Было какое-то особое, непонятное мне удовольствие в том, чтобы начать загодя собирать и копить припасы, печь, жарить, толочь, раскатывать и просеивать двое неполных суток, чтобы потом быстро съесть, но смертельно устать. Ни мне, ни сыновьям помогать не полагалось, потому что "живи так, чтобы от хозяина чтоб пахло ветром свободы, а от хозяйки - дымом очага. Так Агно говорит. Ты что, не веришь в мудрость Агно? Вообще-то она тебя старше, имей уважение хотя бы к этому факту!". Тирады ее произносились с такой хитрой, напускной серьезностью и озорством, что я не мог не повиноваться.

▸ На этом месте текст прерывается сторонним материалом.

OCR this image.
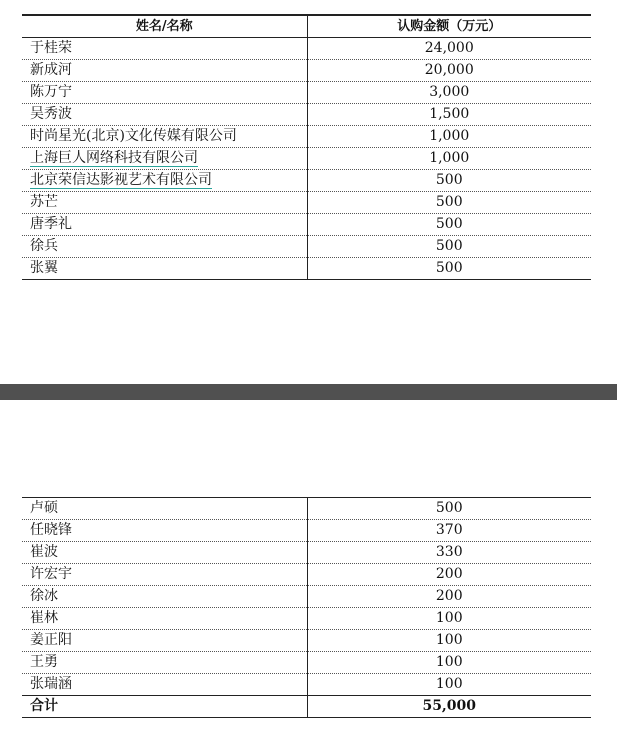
姓名/名称	认购金额（万元）
于桂荣	24,000
新成河	20,000
陈万宁	3,000
吴秀波	1,500
时尚星光(北京)文化传媒有限公司	1,000
上海巨人网络科技有限公司	1,000
北京荣信达影视艺术有限公司	500
苏芒	500
唐季礼	500
徐兵	500
张翼	500
卢硕	500
任晓锋	370
崔波	330
许宏宇	200
徐冰	200
崔林	100
姜正阳	100
王勇	100
张瑞涵	100
合计	55,000
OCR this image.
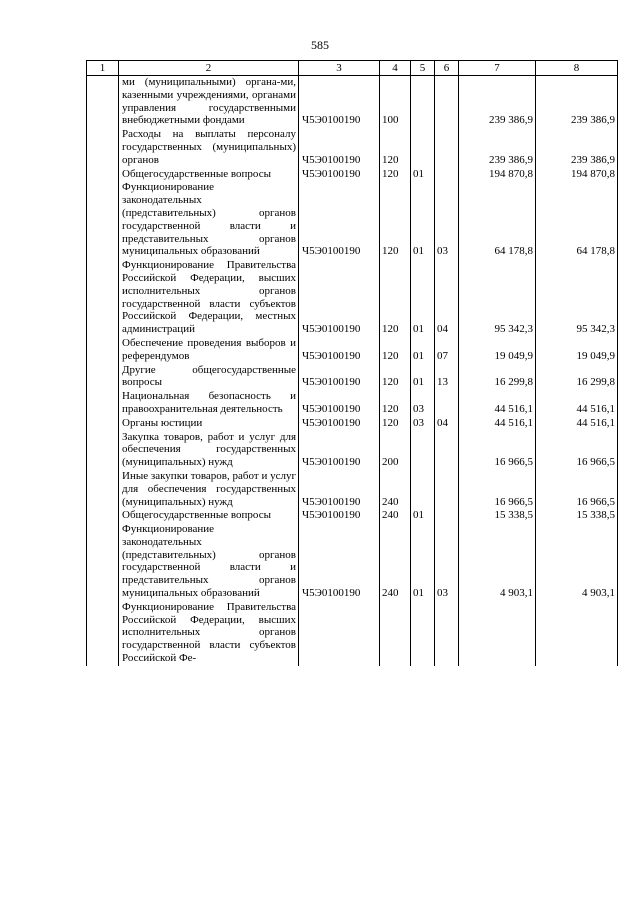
585
1	2	3	4	5	6	7	8
	ми (муниципальными) органа-ми, казенными учреждениями, органами управления государственными внебюджетными фондами	Ч5Э0100190	100			239 386,9	239 386,9
	Расходы на выплаты персоналу государственных (муниципальных) органов	Ч5Э0100190	120			239 386,9	239 386,9
	Общегосударственные вопросы	Ч5Э0100190	120	01		194 870,8	194 870,8
	Функционирование законодательных (представительных) органов государственной власти и представительных органов муниципальных образований	Ч5Э0100190	120	01	03	64 178,8	64 178,8
	Функционирование Правительства Российской Федерации, высших исполнительных органов государственной власти субъектов Российской Федерации, местных администраций	Ч5Э0100190	120	01	04	95 342,3	95 342,3
	Обеспечение проведения выборов и референдумов	Ч5Э0100190	120	01	07	19 049,9	19 049,9
	Другие общегосударственные вопросы	Ч5Э0100190	120	01	13	16 299,8	16 299,8
	Национальная безопасность и правоохранительная деятельность	Ч5Э0100190	120	03		44 516,1	44 516,1
	Органы юстиции	Ч5Э0100190	120	03	04	44 516,1	44 516,1
	Закупка товаров, работ и услуг для обеспечения государственных (муниципальных) нужд	Ч5Э0100190	200			16 966,5	16 966,5
	Иные закупки товаров, работ и услуг для обеспечения государственных (муниципальных) нужд	Ч5Э0100190	240			16 966,5	16 966,5
	Общегосударственные вопросы	Ч5Э0100190	240	01		15 338,5	15 338,5
	Функционирование законодательных (представительных) органов государственной власти и представительных органов муниципальных образований	Ч5Э0100190	240	01	03	4 903,1	4 903,1
	Функционирование Правительства Российской Федерации, высших исполнительных органов государственной власти субъектов Российской Фе-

Я догадывался, что за возница правит в такие моменты ее разумом, и имя ему - Хвастовство. Айралин было необходимо показать, насколько она хорошая хозяйка дома, не только мне и сыновьям, но и всему Негбасу (по возможности, ей, конечно, хотелось бы вовлечь в это нелепое соревнование и Сириомбар, но, слава Единому, такой возможности не было).

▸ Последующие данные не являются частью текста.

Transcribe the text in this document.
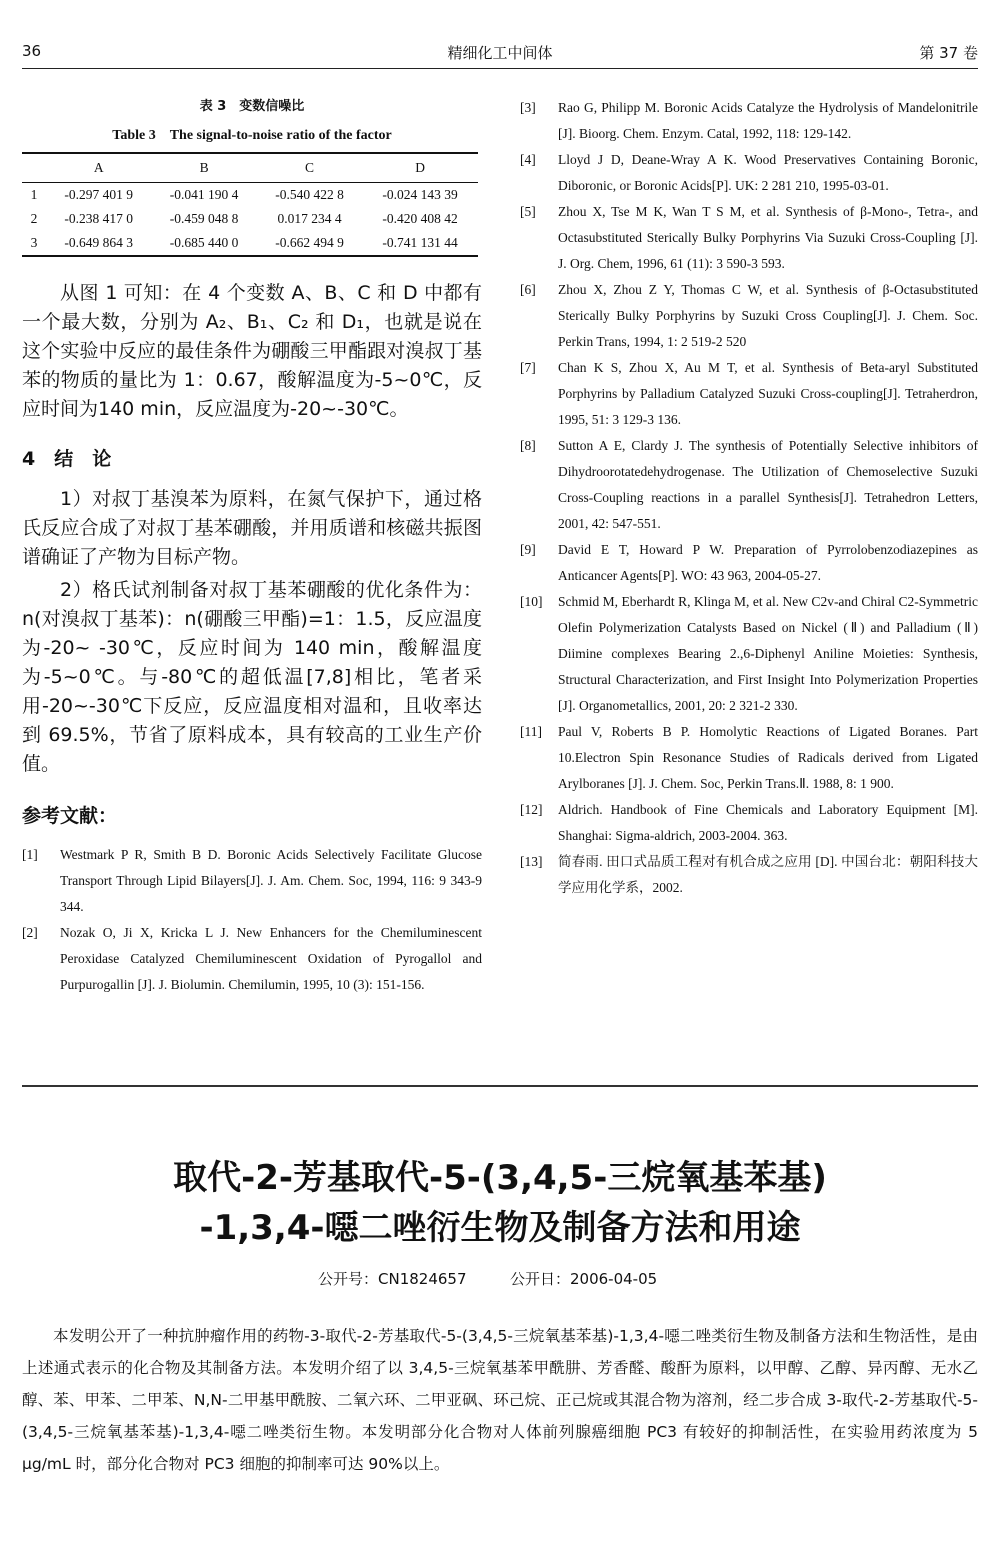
36	精细化工中间体	第 37 卷
表 3　变数信噪比
Table 3　The signal-to-noise ratio of the factor
	A	B	C	D
1	-0.297 401 9	-0.041 190 4	-0.540 422 8	-0.024 143 39
2	-0.238 417 0	-0.459 048 8	0.017 234 4	-0.420 408 42
3	-0.649 864 3	-0.685 440 0	-0.662 494 9	-0.741 131 44

从图 1 可知：在 4 个变数 A、B、C 和 D 中都有一个最大数，分别为 A₂、B₁、C₂ 和 D₁，也就是说在这个实验中反应的最佳条件为硼酸三甲酯跟对溴叔丁基苯的物质的量比为 1：0.67，酸解温度为-5~0℃，反应时间为140 min，反应温度为-20~-30℃。

4　结　论

1）对叔丁基溴苯为原料，在氮气保护下，通过格氏反应合成了对叔丁基苯硼酸，并用质谱和核磁共振图谱确证了产物为目标产物。

2）格氏试剂制备对叔丁基苯硼酸的优化条件为：n(对溴叔丁基苯)：n(硼酸三甲酯)=1：1.5，反应温度为-20~ -30℃，反应时间为 140 min，酸解温度为-5~0℃。与-80℃的超低温[7,8]相比，笔者采用-20~-30℃下反应，反应温度相对温和，且收率达到 69.5%，节省了原料成本，具有较高的工业生产价值。

参考文献：
[1]	Westmark P R, Smith B D. Boronic Acids Selectively Facilitate Glucose Transport Through Lipid Bilayers[J]. J. Am. Chem. Soc, 1994, 116: 9 343-9 344.
[2]	Nozak O, Ji X, Kricka L J. New Enhancers for the Chemiluminescent Peroxidase Catalyzed Chemiluminescent Oxidation of Pyrogallol and Purpurogallin [J]. J. Biolumin. Chemilumin, 1995, 10 (3): 151-156.
[3]	Rao G, Philipp M. Boronic Acids Catalyze the Hydrolysis of Mandelonitrile [J]. Bioorg. Chem. Enzym. Catal, 1992, 118: 129-142.
[4]	Lloyd J D, Deane-Wray A K. Wood Preservatives Containing Boronic, Diboronic, or Boronic Acids[P]. UK: 2 281 210, 1995-03-01.
[5]	Zhou X, Tse M K, Wan T S M, et al. Synthesis of β-Mono-, Tetra-, and Octasubstituted Sterically Bulky Porphyrins Via Suzuki Cross-Coupling [J]. J. Org. Chem, 1996, 61 (11): 3 590-3 593.
[6]	Zhou X, Zhou Z Y, Thomas C W, et al. Synthesis of β-Octasubstituted Sterically Bulky Porphyrins by Suzuki Cross Coupling[J]. J. Chem. Soc. Perkin Trans, 1994, 1: 2 519-2 520
[7]	Chan K S, Zhou X, Au M T, et al. Synthesis of Beta-aryl Substituted Porphyrins by Palladium Catalyzed Suzuki Cross-coupling[J]. Tetraherdron, 1995, 51: 3 129-3 136.
[8]	Sutton A E, Clardy J. The synthesis of Potentially Selective inhibitors of Dihydroorotatedehydrogenase. The Utilization of Chemoselective Suzuki Cross-Coupling reactions in a parallel Synthesis[J]. Tetrahedron Letters, 2001, 42: 547-551.
[9]	David E T, Howard P W. Preparation of Pyrrolobenzodiazepines as Anticancer Agents[P]. WO: 43 963, 2004-05-27.
[10]	Schmid M, Eberhardt R, Klinga M, et al. New C2v-and Chiral C2-Symmetric Olefin Polymerization Catalysts Based on Nickel (Ⅱ) and Palladium (Ⅱ) Diimine complexes Bearing 2.,6-Diphenyl Aniline Moieties: Synthesis, Structural Characterization, and First Insight Into Polymerization Properties [J]. Organometallics, 2001, 20: 2 321-2 330.
[11]	Paul V, Roberts B P. Homolytic Reactions of Ligated Boranes. Part 10.Electron Spin Resonance Studies of Radicals derived from Ligated Arylboranes [J]. J. Chem. Soc, Perkin Trans.Ⅱ. 1988, 8: 1 900.
[12]	Aldrich. Handbook of Fine Chemicals and Laboratory Equipment [M]. Shanghai: Sigma-aldrich, 2003-2004. 363.
[13]	简春雨. 田口式品质工程对有机合成之应用 [D]. 中国台北：朝阳科技大学应用化学系，2002.
取代-2-芳基取代-5-(3,4,5-三烷氧基苯基)
-1,3,4-噁二唑衍生物及制备方法和用途
公开号：CN1824657	公开日：2006-04-05

本发明公开了一种抗肿瘤作用的药物-3-取代-2-芳基取代-5-(3,4,5-三烷氧基苯基)-1,3,4-噁二唑类衍生物及制备方法和生物活性，是由上述通式表示的化合物及其制备方法。本发明介绍了以 3,4,5-三烷氧基苯甲酰肼、芳香醛、酸酐为原料，以甲醇、乙醇、异丙醇、无水乙醇、苯、甲苯、二甲苯、N,N-二甲基甲酰胺、二氧六环、二甲亚砜、环己烷、正己烷或其混合物为溶剂，经二步合成 3-取代-2-芳基取代-5-(3,4,5-三烷氧基苯基)-1,3,4-噁二唑类衍生物。本发明部分化合物对人体前列腺癌细胞 PC3 有较好的抑制活性，在实验用药浓度为 5 μg/mL 时，部分化合物对 PC3 细胞的抑制率可达 90%以上。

Каждый год, в середине июля, два стола и длинные лавки ставились под старой яблоней, и "узкий круг", состоящий из самой Айралин, Финнара, Нариона, Кампилоссы, Синьянамбы, совета Мудрых в полном своем составе и тельной дружины садился дожидаться гостей. Сыновья мои, к собственному их удовольствию, пока избегали столь пышных празднеств: Айралин свято верила, что "молодости необходима резвость", и отправляла их с полными корзинами лепешек, пышек, калачей и пирогов навстречу друзьям. Ни октябрь, ни апрель не славились хорошей погодой, и обычно они возвращались с подобных вылазок грязными, замерзшими, но очень счастливыми. Однако, в последние два года ситуация круто изменилась - сперва для старшего, затем и для младшего брата. Наступала пора человеческой зрелости, и сердце закрывалось для диких, свободных забав. Так что еще недолго, и сыновья начнут сидеть на праздниках, подобно мне - осоловевшими, незаслуженно хваленными и несколько усталыми от шума и гомона.

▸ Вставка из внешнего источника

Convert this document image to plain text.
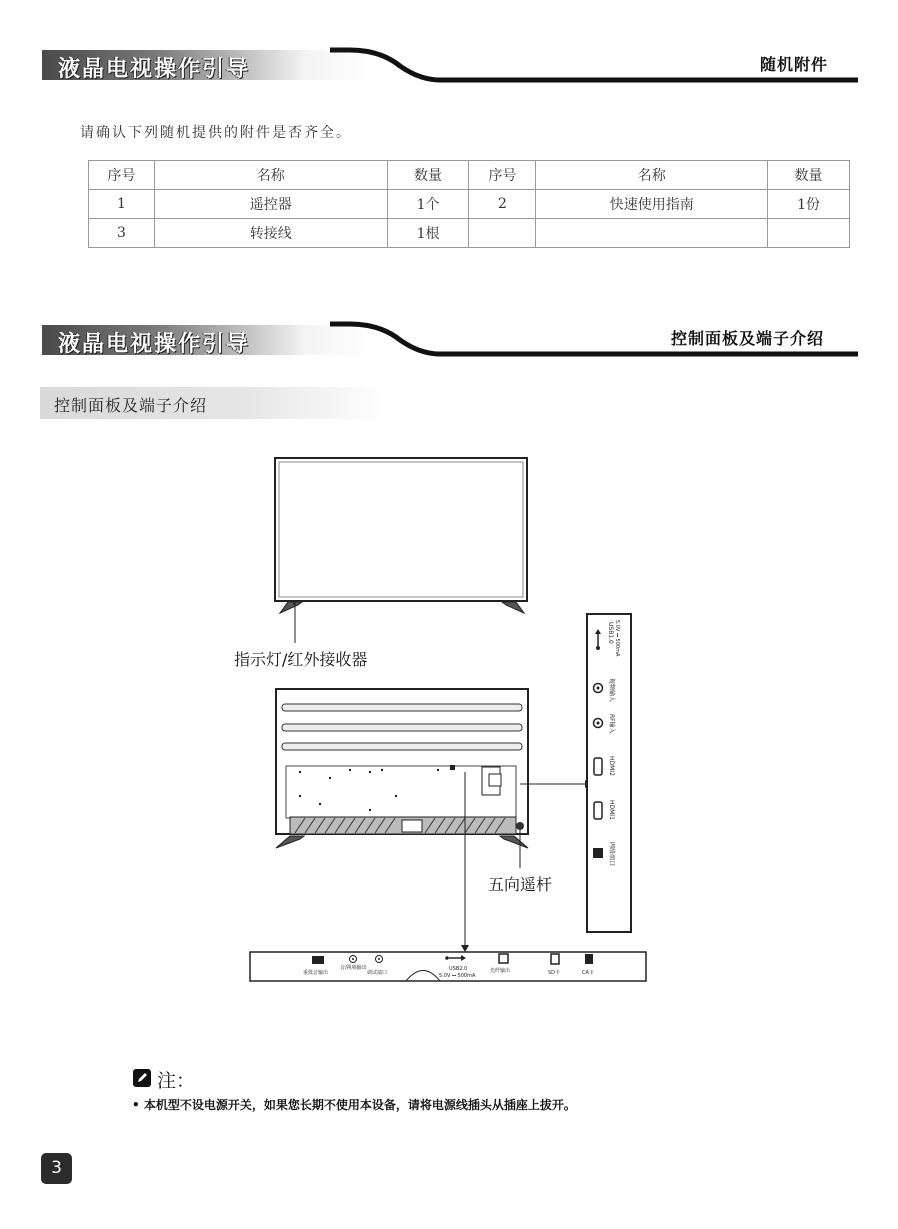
液晶电视操作引导	随机附件
请确认下列随机提供的附件是否齐全。
序号	名称	数量	序号	名称	数量
1	遥控器	1个	2	快速使用指南	1份
3	转接线	1根			
液晶电视操作引导	控制面板及端子介绍
控制面板及端子介绍
指示灯/红外接收器
五向遥杆
USB1.0 5.0V ⎓ 500mA
视频输入
RF输入
HDMI2
HDMI1
网络端口
重低音输出
音/视频输出
调试端口
USB2.0
5.0V ⎓ 500mA
光纤输出	SD卡	CA卡
注：
• 本机型不设电源开关，如果您长期不使用本设备，请将电源线插头从插座上拔开。
3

Однако, в этом году лавок за столами грозило не хватить: перед домом, на радость скучающему Равану, у коновязи прядали ушами пять прекрасных жеребцов. Широкая передняя лука седла была вогнута, седло обтянуто синим бархатом, по которому серебряными нитями вышиты ладьи среди волнового орнамента. На луках - серебряные чеканные пластины с жемчугами, вписанными в гравированные карты звездного неба на места путеводных корабелам звезд.
- Также следи, чтобы, когда конь потеет или чрезмерно разгорячён, не давать ему ни есть, ни пить, до тех пор, пока не исчезнет пот, и води его вокруг медленным шагом с надетой левантиновой попоной. И ещё знай, что коню вредит, если на нём чрезмерно скачут ночью, и особенно при свете луны, потому что он, потея, не может высохнуть без величайшего вреда для себя по причине ночной прохлады. И пусть будет надета на коня в летнее время попона из льняной материи, чтобы не беспокоили его мухи, и впитывался пот, - говорившему не пришлось сгибать головы к Финнару, ибо тот ростом и статью почти догнал собеседника.
- Ата!
- Лера кано Финмор, - при встрече со мной посланец арана Новэ склонил голову, - Будь здрав и прости за вторжение перед празднеством. Однако не добрые вести, но дела погнали нас от Сириомбара до Негбаса через июльские ночи, не щадя лошадей.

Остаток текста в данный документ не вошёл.